Duncker Streett & Co. builds portfolios of stock that are diversified across economic sectors, style (growth and value) and market capitalization. Aggressive growth (such as momentum, early stage, or high P/E stocks) and deep value (such as commodity or turn-arounds), however, are generally avoided.
The process begins with a qualitative assessment of a company that appears to have attractive growth prospects. Factors such as management, business plan, industry position and product lines are evaluated. Strategic dynamics between the company and its competitors, suppliers and customers are considered, as well as secular and cyclical trends within the industry. Once a buy candidate has been identified, quantitative tests are applied to determine if a security is attractively priced. Traditional fundamental measures of valuation, profitability and growth are examined.

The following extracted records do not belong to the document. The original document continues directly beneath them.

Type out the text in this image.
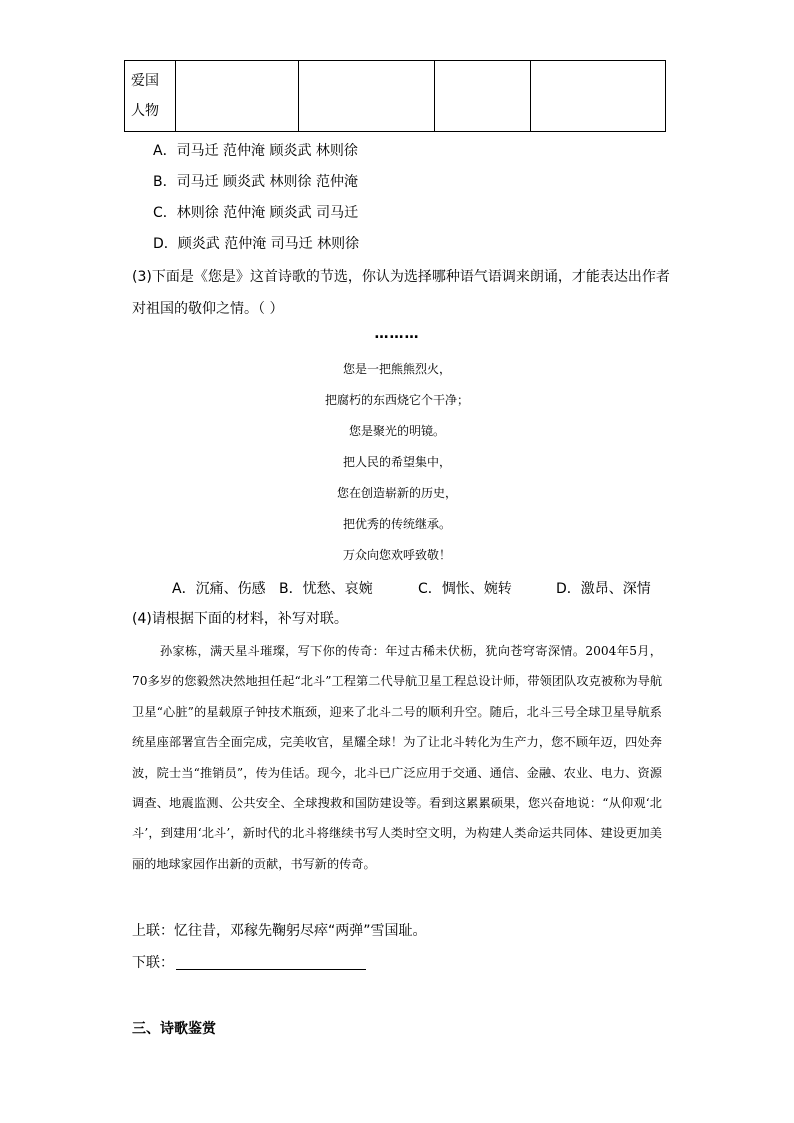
爱国
人物				
A．司马迁 范仲淹 顾炎武 林则徐
B．司马迁 顾炎武 林则徐 范仲淹
C．林则徐 范仲淹 顾炎武 司马迁
D．顾炎武 范仲淹 司马迁 林则徐
(3)下面是《您是》这首诗歌的节选，你认为选择哪种语气语调来朗诵，才能表达出作者对祖国的敬仰之情。（ ）
………
您是一把熊熊烈火，
把腐朽的东西烧它个干净；
您是聚光的明镜。
把人民的希望集中，
您在创造崭新的历史，
把优秀的传统继承。
万众向您欢呼致敬！
A．沉痛、伤感 B．忧愁、哀婉	C．惆怅、婉转	D．激昂、深情
(4)请根据下面的材料，补写对联。

孙家栋，满天星斗璀璨，写下你的传奇：年过古稀未伏枥，犹向苍穹寄深情。2004年5月，70多岁的您毅然决然地担任起“北斗”工程第二代导航卫星工程总设计师，带领团队攻克被称为导航卫星“心脏”的星载原子钟技术瓶颈，迎来了北斗二号的顺利升空。随后，北斗三号全球卫星导航系统星座部署宣告全面完成，完美收官，星耀全球！为了让北斗转化为生产力，您不顾年迈，四处奔波，院士当“推销员”，传为佳话。现今，北斗已广泛应用于交通、通信、金融、农业、电力、资源调查、地震监测、公共安全、全球搜救和国防建设等。看到这累累硕果，您兴奋地说：“从仰观‘北斗’，到建用‘北斗’，新时代的北斗将继续书写人类时空文明，为构建人类命运共同体、建设更加美丽的地球家园作出新的贡献，书写新的传奇。

上联：忆往昔，邓稼先鞠躬尽瘁“两弹”雪国耻。
下联：
三、诗歌鉴赏
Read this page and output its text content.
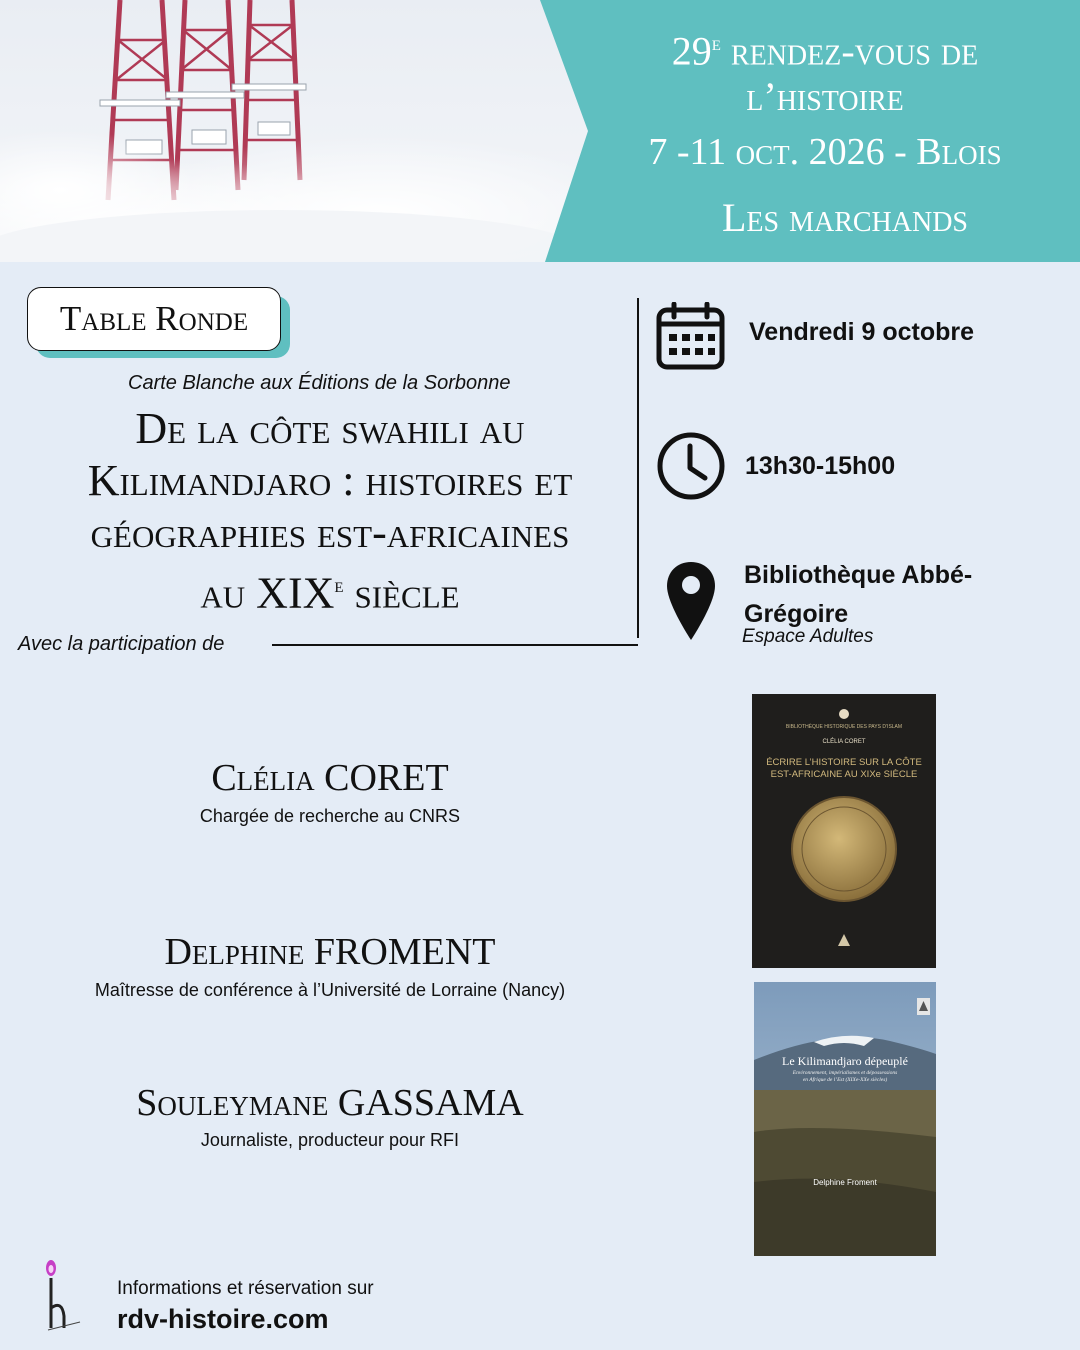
29e rendez-vous de
l’histoire
7 -11 oct. 2026 - Blois
Les marchands
Table Ronde
Carte Blanche aux Éditions de la Sorbonne
De la côte swahili au
Kilimandjaro : histoires et
géographies est-africaines
au XIXe siècle
Avec la participation de
Vendredi 9 octobre
13h30-15h00
Bibliothèque Abbé-
Grégoire
Espace Adultes
Clélia CORET
Chargée de recherche au CNRS
Delphine FROMENT
Maîtresse de conférence à l’Université de Lorraine (Nancy)
Souleymane GASSAMA
Journaliste, producteur pour RFI
BIBLIOTHÈQUE HISTORIQUE DES PAYS D’ISLAM
CLÉLIA CORET
ÉCRIRE L’HISTOIRE SUR LA CÔTE
EST-AFRICAINE AU XIXe SIÈCLE
Le Kilimandjaro dépeuplé
Environnement, impérialismes et dépossessions
en Afrique de l’Est (XIXe-XXe siècles)
Delphine Froment
Informations et réservation sur
rdv-histoire.com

A sophisticated cash flow return on investment (CFROI) and asset growth analysis is undertaken to investigate true corporate performance and assess the fair value of the stock. Companies that are spearheading growing industries with strong revenue growth and a high and rising CFROI are favored.
Securities are often sold, fundamentals deteriorate, a holding becomes disproportionately large, valuation reaches historical highs, or when a more attractive alternative is identified. Although holding periods may vary widely, and stocks that perform well are often held for long periods of time, we believe it is sometimes necessary to wait three to four years to realize the full potential of our initial investment thesis. Technical sell indicators may also be used. Capital gain considerations play an important role in the selling process for taxable portfolios. Average annual portfolio turnover is roughly 25%.
Asset allocation and stock selection are determined by "top down/bottom up" analyses.